Sur le préjudice moral de Monsieur [D] [I] :
Le tracas d’avoir à faire face à des dégâts des eaux multiples, persistants dans le temps, d’en rechercher les causes, d’en subir les angoisses et d’avoir à assurer le suivi d’une expertise judiciaire et de la procédure consécutive constitue un préjudice moral incontestable. Il sera évalué à la somme de 5 000 €.
La société civile immobilière AKLMF sera condamnée à verser à Monsieur [D] [I] la somme de 5 000 € de ce chef.
Sur les dépens et l’article 700 du code de procédure civile :
Il y a lieu de condamner la société civile immobilière AKLMF, qui succombe aux demandes de Monsieur [N] [E], Madame [X] [E] et de Monsieur [D] [I], aux entiers dépens, lesquels comprendront les frais de l’expertise judiciaire.
Il y a lieu de condamner la société civile immobilière AKLMF à verser à Monsieur [N] [E] et Madame [X] [E] ensemble la somme de 5 000 € au titre de l’article 700 du code de procédure civile.
Il y a lieu de condamner la société civile immobilière AKLMF à verser à Monsieur [D] [I] la somme de 3 000 € au titre de l’article 700 du code de procédure civile.
La société civile immobilière AKLMF est déboutée de ses prétentions au titre de l’article 700 du code de procédure civile.
Sur l’exécution provisoire :
L’article 514 du code de procédure civile dispose que « les décisions de première instance sont de droit exécutoires à titre provisoire à moins que la loi ou la décision rendue n’en dispose autrement. »
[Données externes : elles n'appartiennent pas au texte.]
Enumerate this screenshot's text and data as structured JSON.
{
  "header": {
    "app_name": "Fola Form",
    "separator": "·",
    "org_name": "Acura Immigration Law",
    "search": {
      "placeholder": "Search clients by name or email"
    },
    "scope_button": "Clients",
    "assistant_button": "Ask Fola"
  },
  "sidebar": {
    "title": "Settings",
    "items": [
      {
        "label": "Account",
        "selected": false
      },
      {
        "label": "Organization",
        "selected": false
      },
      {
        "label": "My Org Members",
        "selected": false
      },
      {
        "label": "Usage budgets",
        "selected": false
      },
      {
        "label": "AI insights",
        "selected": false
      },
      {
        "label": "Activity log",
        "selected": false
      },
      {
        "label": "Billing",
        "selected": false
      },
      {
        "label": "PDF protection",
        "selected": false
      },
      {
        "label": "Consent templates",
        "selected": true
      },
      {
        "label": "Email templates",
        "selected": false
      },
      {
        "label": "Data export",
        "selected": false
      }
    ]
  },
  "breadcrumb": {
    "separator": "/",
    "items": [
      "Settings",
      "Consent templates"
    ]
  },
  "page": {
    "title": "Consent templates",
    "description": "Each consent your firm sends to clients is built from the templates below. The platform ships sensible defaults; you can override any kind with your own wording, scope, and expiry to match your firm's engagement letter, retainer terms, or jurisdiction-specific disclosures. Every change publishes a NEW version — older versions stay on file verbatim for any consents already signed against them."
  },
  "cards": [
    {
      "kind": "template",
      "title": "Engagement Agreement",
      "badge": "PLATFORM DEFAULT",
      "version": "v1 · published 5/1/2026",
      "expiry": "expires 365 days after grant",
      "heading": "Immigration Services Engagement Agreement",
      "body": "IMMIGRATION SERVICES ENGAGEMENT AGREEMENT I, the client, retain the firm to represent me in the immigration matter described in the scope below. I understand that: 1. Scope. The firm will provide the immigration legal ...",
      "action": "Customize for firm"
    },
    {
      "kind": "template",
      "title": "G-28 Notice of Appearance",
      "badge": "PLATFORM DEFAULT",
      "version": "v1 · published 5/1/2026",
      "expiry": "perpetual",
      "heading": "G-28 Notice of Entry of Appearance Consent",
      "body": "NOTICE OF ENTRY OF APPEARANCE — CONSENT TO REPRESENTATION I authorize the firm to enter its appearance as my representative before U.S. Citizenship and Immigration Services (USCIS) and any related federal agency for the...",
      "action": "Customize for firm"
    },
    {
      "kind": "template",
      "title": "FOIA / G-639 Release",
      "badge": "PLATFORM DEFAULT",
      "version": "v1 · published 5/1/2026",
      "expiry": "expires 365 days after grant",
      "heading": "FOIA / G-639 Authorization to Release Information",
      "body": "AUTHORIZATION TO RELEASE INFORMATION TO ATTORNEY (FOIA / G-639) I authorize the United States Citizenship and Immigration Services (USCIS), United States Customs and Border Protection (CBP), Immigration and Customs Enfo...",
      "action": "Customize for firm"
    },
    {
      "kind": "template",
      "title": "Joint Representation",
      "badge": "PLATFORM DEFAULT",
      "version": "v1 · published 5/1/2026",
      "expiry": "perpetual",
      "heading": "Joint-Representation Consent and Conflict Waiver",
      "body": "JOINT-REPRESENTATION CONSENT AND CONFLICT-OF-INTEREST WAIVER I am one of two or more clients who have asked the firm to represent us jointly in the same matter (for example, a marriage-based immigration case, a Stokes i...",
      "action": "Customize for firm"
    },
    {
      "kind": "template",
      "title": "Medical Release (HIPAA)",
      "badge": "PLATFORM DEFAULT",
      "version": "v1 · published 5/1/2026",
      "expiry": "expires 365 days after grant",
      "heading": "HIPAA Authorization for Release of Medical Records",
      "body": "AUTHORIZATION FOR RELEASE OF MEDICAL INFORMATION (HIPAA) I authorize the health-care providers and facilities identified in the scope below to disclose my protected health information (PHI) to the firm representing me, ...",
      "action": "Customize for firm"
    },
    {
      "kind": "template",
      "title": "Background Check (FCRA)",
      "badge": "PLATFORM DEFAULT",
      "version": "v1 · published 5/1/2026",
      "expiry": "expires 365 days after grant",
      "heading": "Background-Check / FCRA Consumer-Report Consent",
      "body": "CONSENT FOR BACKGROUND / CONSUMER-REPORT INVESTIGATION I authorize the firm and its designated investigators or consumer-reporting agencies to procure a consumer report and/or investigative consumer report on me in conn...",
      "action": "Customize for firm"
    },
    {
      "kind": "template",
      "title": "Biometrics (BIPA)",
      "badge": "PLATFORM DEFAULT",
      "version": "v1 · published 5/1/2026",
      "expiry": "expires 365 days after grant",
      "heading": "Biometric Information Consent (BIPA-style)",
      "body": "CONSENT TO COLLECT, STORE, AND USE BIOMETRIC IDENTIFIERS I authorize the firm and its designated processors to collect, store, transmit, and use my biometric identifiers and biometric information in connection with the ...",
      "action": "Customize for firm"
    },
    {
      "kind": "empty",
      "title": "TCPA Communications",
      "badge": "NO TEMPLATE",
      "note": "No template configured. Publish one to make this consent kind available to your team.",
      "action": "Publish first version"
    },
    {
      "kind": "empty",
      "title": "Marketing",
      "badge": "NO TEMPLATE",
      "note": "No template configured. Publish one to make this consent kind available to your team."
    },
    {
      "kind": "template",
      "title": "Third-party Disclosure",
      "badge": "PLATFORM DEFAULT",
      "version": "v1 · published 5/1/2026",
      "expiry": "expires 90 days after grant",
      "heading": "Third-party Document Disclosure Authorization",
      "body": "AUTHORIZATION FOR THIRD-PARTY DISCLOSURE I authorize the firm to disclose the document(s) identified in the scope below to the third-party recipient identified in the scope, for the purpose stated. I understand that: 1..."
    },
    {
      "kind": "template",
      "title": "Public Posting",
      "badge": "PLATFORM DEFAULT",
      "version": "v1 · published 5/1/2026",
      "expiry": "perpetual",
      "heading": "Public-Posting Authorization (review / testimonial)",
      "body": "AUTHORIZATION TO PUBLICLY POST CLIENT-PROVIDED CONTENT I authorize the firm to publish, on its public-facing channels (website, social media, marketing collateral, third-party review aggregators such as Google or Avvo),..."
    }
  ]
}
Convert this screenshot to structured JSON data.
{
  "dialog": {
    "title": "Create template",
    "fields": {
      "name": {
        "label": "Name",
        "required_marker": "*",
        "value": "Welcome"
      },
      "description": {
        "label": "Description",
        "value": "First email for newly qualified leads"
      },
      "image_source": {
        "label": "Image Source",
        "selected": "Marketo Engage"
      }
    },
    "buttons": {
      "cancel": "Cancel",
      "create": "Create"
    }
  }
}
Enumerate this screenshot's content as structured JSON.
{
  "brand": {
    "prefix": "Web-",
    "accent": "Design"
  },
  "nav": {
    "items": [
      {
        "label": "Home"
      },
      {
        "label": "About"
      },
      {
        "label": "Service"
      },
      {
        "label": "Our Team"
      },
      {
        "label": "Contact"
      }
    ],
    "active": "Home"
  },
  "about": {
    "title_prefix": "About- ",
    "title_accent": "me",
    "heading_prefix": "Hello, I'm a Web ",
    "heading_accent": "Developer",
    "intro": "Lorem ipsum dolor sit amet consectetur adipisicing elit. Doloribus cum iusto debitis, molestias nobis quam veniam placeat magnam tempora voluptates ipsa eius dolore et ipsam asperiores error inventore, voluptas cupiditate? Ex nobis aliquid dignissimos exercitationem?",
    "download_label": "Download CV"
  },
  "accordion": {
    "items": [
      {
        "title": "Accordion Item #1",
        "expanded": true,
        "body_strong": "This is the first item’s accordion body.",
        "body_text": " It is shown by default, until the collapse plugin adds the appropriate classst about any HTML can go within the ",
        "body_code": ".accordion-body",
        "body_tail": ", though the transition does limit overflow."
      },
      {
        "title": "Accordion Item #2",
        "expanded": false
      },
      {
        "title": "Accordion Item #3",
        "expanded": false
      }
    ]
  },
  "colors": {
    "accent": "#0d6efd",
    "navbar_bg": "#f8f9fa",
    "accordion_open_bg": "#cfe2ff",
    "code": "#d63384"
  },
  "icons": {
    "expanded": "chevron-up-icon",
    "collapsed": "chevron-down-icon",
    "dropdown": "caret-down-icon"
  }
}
La présente décision est exécutoire de droit à titre provisoire.
PAR CES MOTIFS :
Le Tribunal, statuant publiquement par mise à disposition de la décision au greffe après débats en audience publique, par jugement contradictoire, rendu en premier ressort :
DECLARE recevable l’intervention volontaire de Monsieur [D] [I] à la procédure ;
CONDAMNE la société civile immobilière AKLMF à verser à Monsieur [N] [E] et Madame [X] [E] ensemble la somme de cinquante-cinq mille huit cent quatre-vingt euros (55 880 €) au titre des travaux de remise en état ;
CONDAMNE la société civile immobilière AKLMF à verser à Monsieur [N] [E] et Madame [X] [E] ensemble la somme de quinze mille six cent quatre-vingt-dix-neuf euros et quatre-vingt-dix centimes (15 699,90 €) au titre du préjudice de jouissance, et la perte de revenus et de l’impossibilité de louer ;
CONDAMNE la société civile immobilière AKLMF à verser à Monsieur [N] [E] et Madame [X] [E] la somme de cinq mille euros (5 000 €) chacun au titre de leur préjudice moral ;
CONDAMNE la société civile immobilière AKLMF à verser à Monsieur [D] [I] la somme de dix-neuf mille six cent soixante-treize euros et trente-quatre centimes (19 673,34 €) au titre des travaux de remise en état de son bien immobilier ;
CONDAMNE la société civile immobilière AKLMF à verser à Monsieur [D] [I] la somme de dix mille euros (10 000 €) au titre de son préjudice de jouissance ;
CONDAMNE la société civile immobilière AKLMF à verser à Monsieur [D] [I] la somme de cinq mille euros (5 000 €) au titre de son préjudice moral;
CONDAMNE la société civile immobilière AKLMF aux entiers dépens, lesquels comprendront le coût de l’expertise judiciaire ;
CONDAMNE la société civile immobilière AKLMF à verser à Monsieur [N] [E] et Madame [X] [E] ensemble la somme de cinq mille euros (5 000 €) au titre de l’article 700 du code de procédure civile ;
CONDAMNE la société civile immobilière AKLMF à verser à Monsieur [D] [I] la somme de trois mille euros (3 000 €) au titre de l’article 700 du code de procédure civile ;
DEBOUTE la société civile immobilière AKLMF de ses prétentions sur le fondement de l’article 700 du code de procédure civile ;
RAPPELLE que la présente décision est exécutoire à titre provisoire ;
REJETTE les prétentions pour le surplus.
Ainsi jugé et prononcé les jour, mois et an susdits.